Born on February 14, 1944 in Islington, North London, Parker began his career as an advertisement copywriter and commercial director. He broke into feature filmmaking in 1976 with Bugsy Malone, a truly strange and memorable movie musical that parodies classic Hollywood gangster movies by utilizing a cast entirely composed of children. The film was a success, and Parker used it to try something completely different. 1978 saw the release of Midnight Express, an Oliver Stone-scripted drama about an American drug smuggler being held in a Turkish prison. The film was nominated for six Academy Awards, including Best Picture and Best director for Parker. Grim, brutal, and deeply upsetting, the film represented a trend that would become common across Parker’s career: a willingness and ability to pivot successfully from one genre to the next.
Those pivots came hard and fast: 1980’s Fame was a box office hit about performing arts students that inspired a TV spin-off; 1982’s Shoot the Moon was a divorce drama starring Diane Keaton and Albert Finney; 1982 also saw the release of Pink Floyd: The Wall, an unnerving and surreal adaptation of the classic rock album of the same name; 1984’s Birdy was a critically acclaimed drama starring Nicolas Cage and Matthew Modine as Vietnam veterans who struggle upon returning home.

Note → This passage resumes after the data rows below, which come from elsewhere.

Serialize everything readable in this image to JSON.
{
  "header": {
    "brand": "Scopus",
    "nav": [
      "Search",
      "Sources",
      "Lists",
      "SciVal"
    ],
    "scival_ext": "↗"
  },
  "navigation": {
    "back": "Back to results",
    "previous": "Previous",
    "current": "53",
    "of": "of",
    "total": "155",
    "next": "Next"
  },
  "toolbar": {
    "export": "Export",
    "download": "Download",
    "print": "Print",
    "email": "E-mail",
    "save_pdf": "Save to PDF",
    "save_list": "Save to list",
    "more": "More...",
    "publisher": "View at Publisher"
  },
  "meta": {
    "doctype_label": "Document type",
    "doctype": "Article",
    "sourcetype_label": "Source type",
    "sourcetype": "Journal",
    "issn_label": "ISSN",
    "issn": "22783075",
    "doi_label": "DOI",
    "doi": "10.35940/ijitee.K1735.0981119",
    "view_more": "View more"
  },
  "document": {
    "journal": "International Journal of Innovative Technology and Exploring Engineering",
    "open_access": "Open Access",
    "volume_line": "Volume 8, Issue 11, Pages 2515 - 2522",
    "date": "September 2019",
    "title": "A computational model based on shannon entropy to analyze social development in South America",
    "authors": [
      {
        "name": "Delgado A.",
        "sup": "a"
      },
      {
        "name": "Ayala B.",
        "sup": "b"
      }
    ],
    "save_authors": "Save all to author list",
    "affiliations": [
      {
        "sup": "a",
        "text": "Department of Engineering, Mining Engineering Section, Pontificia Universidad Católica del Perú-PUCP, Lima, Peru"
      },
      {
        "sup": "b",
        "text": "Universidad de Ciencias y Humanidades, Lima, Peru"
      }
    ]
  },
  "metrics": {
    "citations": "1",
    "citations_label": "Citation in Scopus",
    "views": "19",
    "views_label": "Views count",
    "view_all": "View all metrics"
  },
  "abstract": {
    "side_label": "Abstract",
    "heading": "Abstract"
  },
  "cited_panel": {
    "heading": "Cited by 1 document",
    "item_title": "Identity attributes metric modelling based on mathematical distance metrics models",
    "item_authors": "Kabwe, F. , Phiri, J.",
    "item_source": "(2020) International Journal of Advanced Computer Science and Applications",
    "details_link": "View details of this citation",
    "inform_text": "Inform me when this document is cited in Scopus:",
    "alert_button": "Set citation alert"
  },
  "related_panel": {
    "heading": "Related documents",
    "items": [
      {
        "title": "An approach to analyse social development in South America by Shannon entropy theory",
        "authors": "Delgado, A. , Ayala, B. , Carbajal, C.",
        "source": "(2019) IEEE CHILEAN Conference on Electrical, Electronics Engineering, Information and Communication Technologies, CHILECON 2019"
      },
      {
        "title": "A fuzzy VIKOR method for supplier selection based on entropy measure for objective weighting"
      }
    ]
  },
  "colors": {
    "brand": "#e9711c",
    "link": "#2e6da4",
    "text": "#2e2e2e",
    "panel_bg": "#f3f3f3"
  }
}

1987 saw the release of Angel Heart, perhaps one of Parker’s most underrated films. A mind-bending blend of noir and horror, the film features incredible performances from Mickey Rourke and Robert De Niro, along with an atmosphere that feels downright suffocating and hellish.
Arguably, Parker’s most famous film came in 1988 with Mississippi Burning, a drama about two FBI agents investigating the disappearance of civil rights activists in the American deep south in 1964. The film was nominated for seven Academy Awards, including Best Picture and a second nomination for Parker himself.
Parker continued to work steadily through the ’90s, directing the joyous soul music-fueled The Commitments, Madonna’s lavish Evita, and the big screen adaptation of the acclaimed novel Angela’s Ashes. His final directorial credit was 2003’s The Life of David Gale, an unfortunately underwhelming end to an otherwise remarkable career.
In 2002, Parker was appointed a Commander of the Order of the British Empire and was knighted by Queen Elizabeth II. In 2013, he received the BAFTA Academy Fellowship Award, the highest honor available in the U.K. film industry.
Parker is survived by his wife, his five children, and his seven grandchildren.